La mue de Thales est palpable à plusieurs égards. "Thales devient un groupe de plus en plus technologique", remarque une analyste du secteur aéronautique spécialisée dans la gouvernance. Les critères de rémunération de long terme 2018 du PDG Patrice Caine reflète ce virage. Parmi ces critères figure la performance boursière du groupe d'ici à 2020 comparé à un panel de sociétés qui, outre Airbus, BAE Systems ou Safran, intègre désormais Capgemini et Atos. "Du fait de la vraisemblance des métiers, les ratios de valorisation doivent théoriquement se rapprocher de ces sociétés technologiques", souligne cette analyste du secteur aéronautique.

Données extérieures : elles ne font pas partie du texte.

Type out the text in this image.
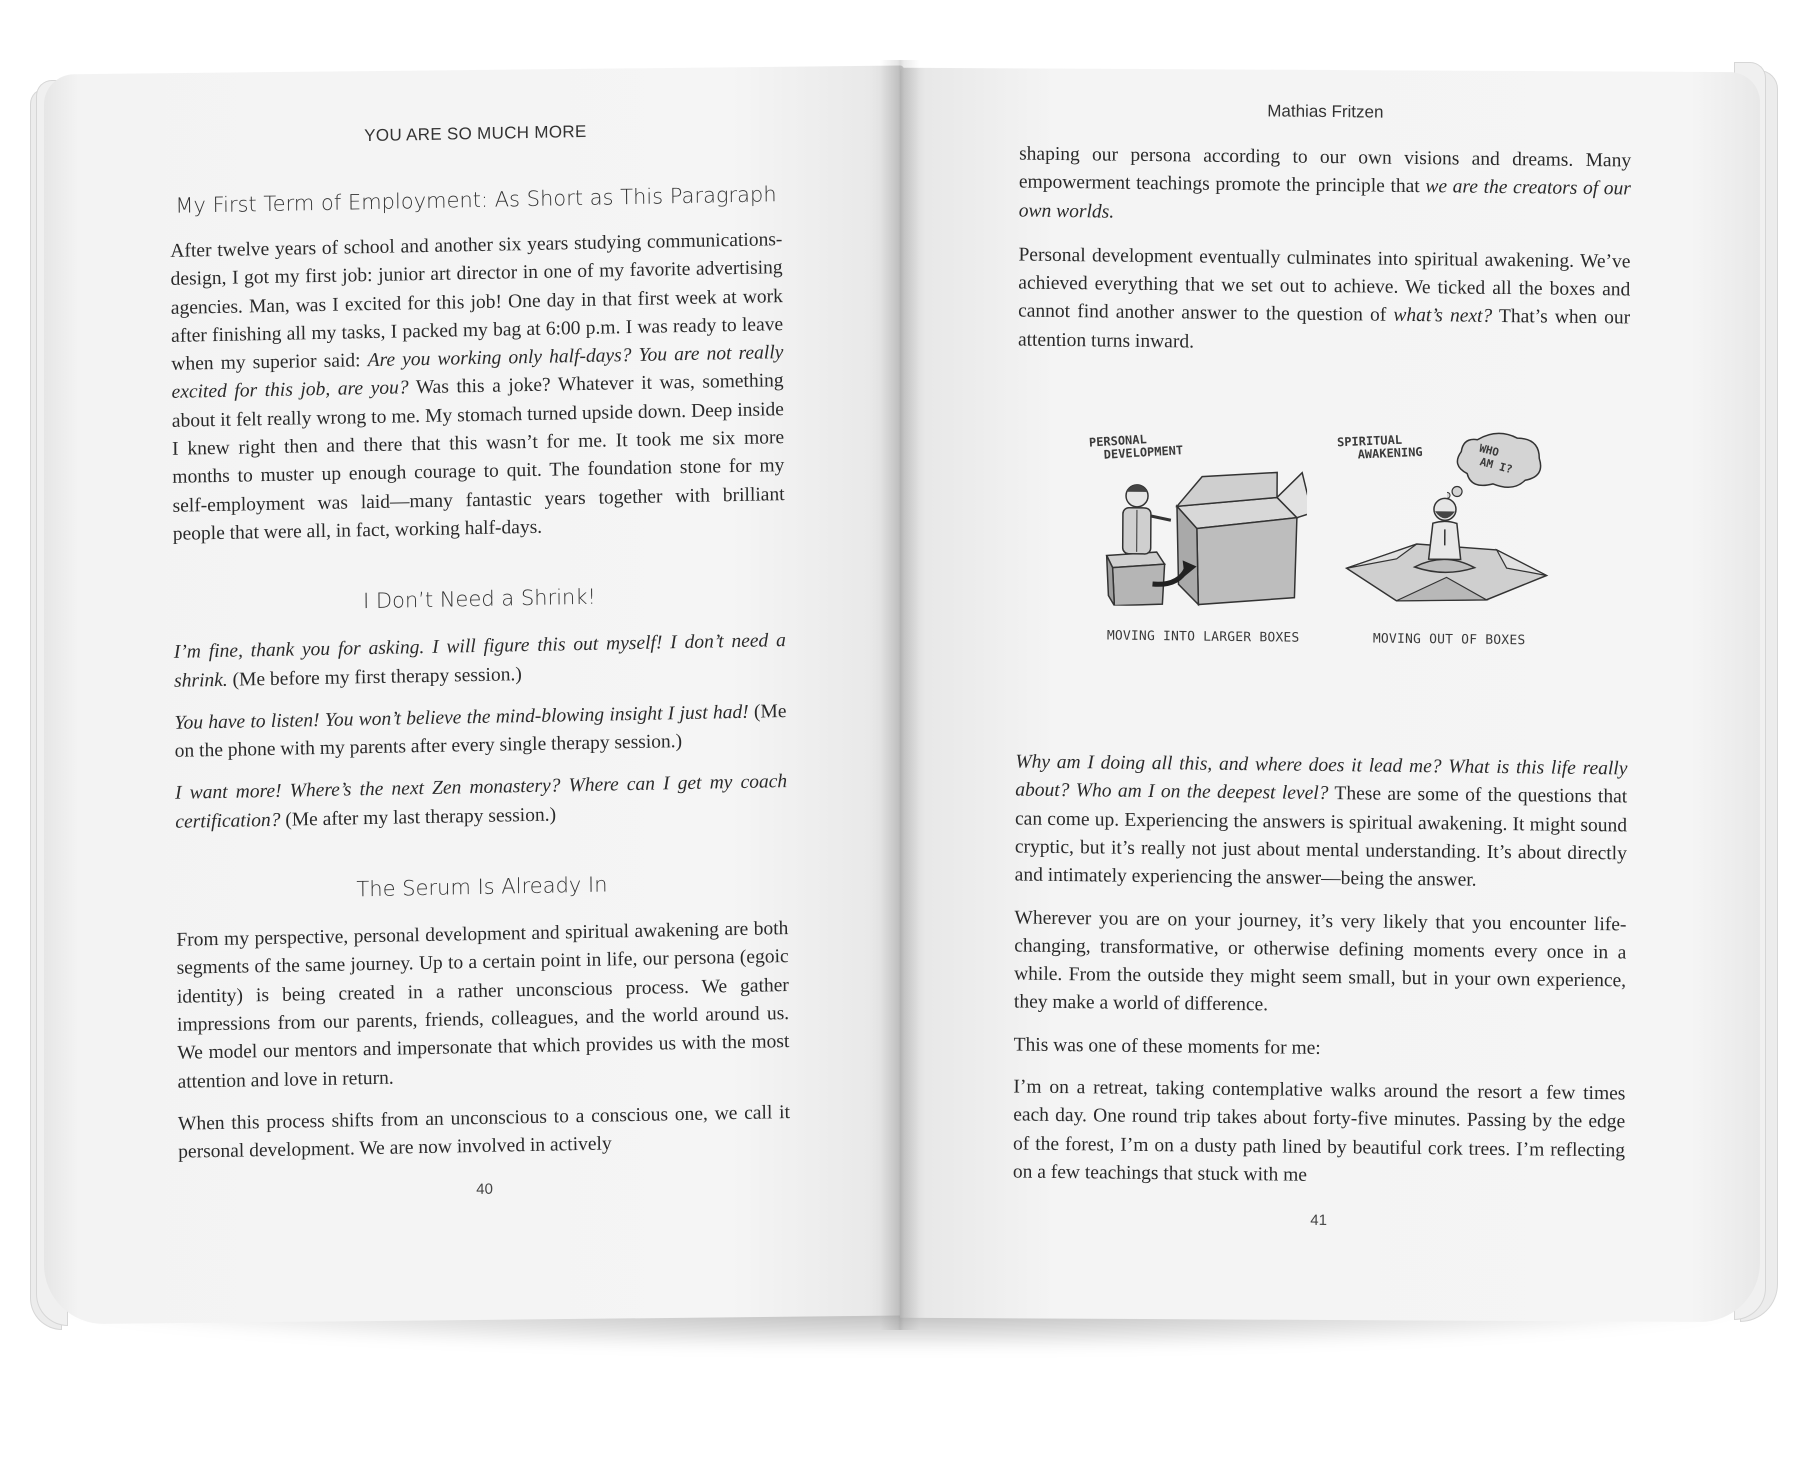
YOU ARE SO MUCH MORE
My First Term of Employment: As Short as This Paragraph

After twelve years of school and another six years studying communications-design, I got my first job: junior art director in one of my favorite advertising agencies. Man, was I excited for this job! One day in that first week at work after finishing all my tasks, I packed my bag at 6:00 p.m. I was ready to leave when my superior said: Are you working only half-days? You are not really excited for this job, are you? Was this a joke? Whatever it was, something about it felt really wrong to me. My stomach turned upside down. Deep inside I knew right then and there that this wasn’t for me. It took me six more months to muster up enough courage to quit. The foundation stone for my self-employment was laid—many fantastic years together with brilliant people that were all, in fact, working half-days.

I Don’t Need a Shrink!

I’m fine, thank you for asking. I will figure this out myself! I don’t need a shrink. (Me before my first therapy session.)

You have to listen! You won’t believe the mind-blowing insight I just had! (Me on the phone with my parents after every single therapy session.)

I want more! Where’s the next Zen monastery? Where can I get my coach certification? (Me after my last therapy session.)

The Serum Is Already In

From my perspective, personal development and spiritual awakening are both segments of the same journey. Up to a certain point in life, our persona (egoic identity) is being created in a rather unconscious process. We gather impressions from our parents, friends, colleagues, and the world around us. We model our mentors and impersonate that which provides us with the most attention and love in return.

When this process shifts from an unconscious to a conscious one, we call it personal development. We are now involved in actively

40
Mathias Fritzen

shaping our persona according to our own visions and dreams. Many empowerment teachings promote the principle that we are the creators of our own worlds.

Personal development eventually culminates into spiritual awakening. We’ve achieved everything that we set out to achieve. We ticked all the boxes and cannot find another answer to the question of what’s next? That’s when our attention turns inward.

PERSONAL
DEVELOPMENT
MOVING INTO LARGER BOXES
SPIRITUAL
AWAKENING	WHO
AM I?
MOVING OUT OF BOXES

Why am I doing all this, and where does it lead me? What is this life really about? Who am I on the deepest level? These are some of the questions that can come up. Experiencing the answers is spiritual awakening. It might sound cryptic, but it’s really not just about mental understanding. It’s about directly and intimately experiencing the answer—being the answer.

Wherever you are on your journey, it’s very likely that you encounter life-changing, transformative, or otherwise defining moments every once in a while. From the outside they might seem small, but in your own experience, they make a world of difference.

This was one of these moments for me:

I’m on a retreat, taking contemplative walks around the resort a few times each day. One round trip takes about forty-five minutes. Passing by the edge of the forest, I’m on a dusty path lined by beautiful cork trees. I’m reflecting on a few teachings that stuck with me

41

Les secteurs où Thales opère imposent d'ailleurs de traquer l'innovation, la R&D d'aujourd'hui créant les ventes de demain. Les briques technologiques que développe le groupe irriguent plusieurs métiers. La cybersécurité peut par exemple enrichir la chaîne de valeurs pour des activités telles que le contrôle aérien, les divertissements en vol ou la signalisation ferroviaire.



"En fait, Thales se transforme en une société de logiciels et de services", constate Marc Laubel, analyste chez Alphavalue. "Le point positif est que ses marchés finaux restent la sécurité, la défense et le transport, très porteurs en termes de croissance du chiffre d'affaires et de marges opérationnelles mais qui présentent aussi une forte visibilité", remarque l'opérateur de marché.



Un effort de R&D "vital"



Thales a renforcé son ancrage numérique, en réalisant des acquisitions, dont le spécialiste du traitement de données à grandes échelles ("big data") Guavus et Gemalto, dont les activités, identité, internet des objets et de cybersécurité affichent une impressionnante croissance : +24% en données organiques au premier trimestre.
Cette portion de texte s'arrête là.